Posters and small bills with both an artistic and literary "punch" are being prepared and sent out for distribution. Newspapers with special working class clientèle are making direct appeals to their readers.
TEN THOUSAND MEN A DAY
Mr. H.E. Morgan, of the War Munitions Ministry, said in an interview printed by The London Daily Chronicle on July 1:
The War Munition Volunteers have amply justified their formation. During the last two days the enrolments throughout the country have averaged ten thousand skilled and fully qualified mechanics, who are exactly the type of worker we want. So far as the men are concerned, the voluntary principle in industrial labor has triumphed.
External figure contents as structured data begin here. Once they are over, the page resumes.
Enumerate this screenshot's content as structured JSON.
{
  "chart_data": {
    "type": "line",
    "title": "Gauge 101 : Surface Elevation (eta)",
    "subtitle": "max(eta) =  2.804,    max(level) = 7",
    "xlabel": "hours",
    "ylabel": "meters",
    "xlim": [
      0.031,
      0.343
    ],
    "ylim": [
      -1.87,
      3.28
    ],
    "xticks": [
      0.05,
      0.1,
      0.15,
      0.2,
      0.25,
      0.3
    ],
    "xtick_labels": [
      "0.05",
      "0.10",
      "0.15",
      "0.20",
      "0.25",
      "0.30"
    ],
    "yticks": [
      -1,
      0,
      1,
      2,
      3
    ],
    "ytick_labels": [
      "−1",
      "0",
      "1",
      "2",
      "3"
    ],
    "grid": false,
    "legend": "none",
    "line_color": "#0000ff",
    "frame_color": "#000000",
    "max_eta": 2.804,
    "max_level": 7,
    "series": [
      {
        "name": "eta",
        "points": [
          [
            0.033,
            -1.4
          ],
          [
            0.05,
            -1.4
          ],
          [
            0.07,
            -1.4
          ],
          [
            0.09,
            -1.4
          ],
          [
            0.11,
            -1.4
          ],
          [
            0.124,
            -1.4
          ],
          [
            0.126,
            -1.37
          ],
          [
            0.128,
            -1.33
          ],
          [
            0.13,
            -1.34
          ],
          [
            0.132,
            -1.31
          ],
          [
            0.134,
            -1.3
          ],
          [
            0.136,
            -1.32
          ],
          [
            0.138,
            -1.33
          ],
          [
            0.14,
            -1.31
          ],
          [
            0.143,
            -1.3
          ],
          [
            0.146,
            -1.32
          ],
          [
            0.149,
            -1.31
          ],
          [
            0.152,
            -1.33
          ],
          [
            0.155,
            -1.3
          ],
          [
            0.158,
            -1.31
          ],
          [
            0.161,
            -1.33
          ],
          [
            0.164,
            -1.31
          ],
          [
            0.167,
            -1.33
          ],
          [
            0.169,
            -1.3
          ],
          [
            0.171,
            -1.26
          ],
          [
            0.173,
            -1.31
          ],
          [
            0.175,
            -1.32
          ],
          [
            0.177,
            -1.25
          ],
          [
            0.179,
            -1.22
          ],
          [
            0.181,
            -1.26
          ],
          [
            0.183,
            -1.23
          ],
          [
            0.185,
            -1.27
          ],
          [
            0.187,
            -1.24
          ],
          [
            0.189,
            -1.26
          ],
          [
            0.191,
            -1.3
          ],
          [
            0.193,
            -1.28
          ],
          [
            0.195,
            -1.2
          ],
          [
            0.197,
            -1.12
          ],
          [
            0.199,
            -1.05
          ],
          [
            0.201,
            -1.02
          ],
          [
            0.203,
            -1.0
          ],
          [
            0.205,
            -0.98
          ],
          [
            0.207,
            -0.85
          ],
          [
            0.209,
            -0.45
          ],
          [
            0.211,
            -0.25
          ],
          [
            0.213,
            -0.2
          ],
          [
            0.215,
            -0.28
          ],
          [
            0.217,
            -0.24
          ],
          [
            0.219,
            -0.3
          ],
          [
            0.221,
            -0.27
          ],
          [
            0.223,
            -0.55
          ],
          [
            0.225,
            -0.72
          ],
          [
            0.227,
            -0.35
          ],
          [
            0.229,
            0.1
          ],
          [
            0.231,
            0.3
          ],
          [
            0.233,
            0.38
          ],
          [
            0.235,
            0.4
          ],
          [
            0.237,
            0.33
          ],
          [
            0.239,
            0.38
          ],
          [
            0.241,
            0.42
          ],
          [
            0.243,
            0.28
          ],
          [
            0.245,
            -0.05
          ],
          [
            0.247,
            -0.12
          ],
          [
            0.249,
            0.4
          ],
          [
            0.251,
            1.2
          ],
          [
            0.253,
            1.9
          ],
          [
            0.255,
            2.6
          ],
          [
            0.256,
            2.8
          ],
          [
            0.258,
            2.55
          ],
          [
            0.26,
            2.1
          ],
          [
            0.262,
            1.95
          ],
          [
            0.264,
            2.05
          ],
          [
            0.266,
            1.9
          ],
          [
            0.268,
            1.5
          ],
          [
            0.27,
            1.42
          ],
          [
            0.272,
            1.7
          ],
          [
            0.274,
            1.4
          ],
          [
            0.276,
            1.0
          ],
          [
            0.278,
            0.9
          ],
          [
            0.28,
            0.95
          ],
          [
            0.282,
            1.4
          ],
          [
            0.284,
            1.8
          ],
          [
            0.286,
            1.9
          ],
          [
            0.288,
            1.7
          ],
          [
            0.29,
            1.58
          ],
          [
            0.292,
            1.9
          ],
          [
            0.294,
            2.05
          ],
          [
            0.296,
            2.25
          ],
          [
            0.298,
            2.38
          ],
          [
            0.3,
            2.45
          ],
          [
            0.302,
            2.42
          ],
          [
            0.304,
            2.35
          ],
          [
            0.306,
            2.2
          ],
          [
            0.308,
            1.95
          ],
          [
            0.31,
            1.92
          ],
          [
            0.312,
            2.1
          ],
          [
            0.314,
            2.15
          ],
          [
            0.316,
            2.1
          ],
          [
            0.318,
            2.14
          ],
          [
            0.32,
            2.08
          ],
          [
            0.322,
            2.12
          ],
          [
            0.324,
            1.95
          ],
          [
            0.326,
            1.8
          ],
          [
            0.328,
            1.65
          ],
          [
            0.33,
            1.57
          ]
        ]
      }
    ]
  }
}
We have already transferred a large number of skilled mechanics from non-war work to munition making, and daily the number grows. London compares excellently with other places as regards the number of volunteers, but naturally most of the men are coming from the great engineering centres in the North and Midlands.
A REGISTER OF 90,000
In a London dispatch of the Associated Press, dated July 16, this report appeared:
After upward of a fortnight's work in the six hundred bureaus which were opened when the Minister of Munitions, David Lloyd George, gave labor the opportunity voluntarily to enroll as munitions operatives, closed today with a total registration of ninety thousand men. Registration hereafter will be carried out through the labor exchanges.
More men are needed, but the chief difficulty now is to place them on war work with a minimum of red tape. H.G. Morgan, assistant director of the Munitions Department, said today that this problem was causing some unrest among the workers, but that the transfers would take time, for the Government was anxious not to disturb industry more than necessary.
"The problem almost amounts to a rearrangement of the whole skilled labor of the country," said Mr. Morgan. "This, of course, will take considerable time."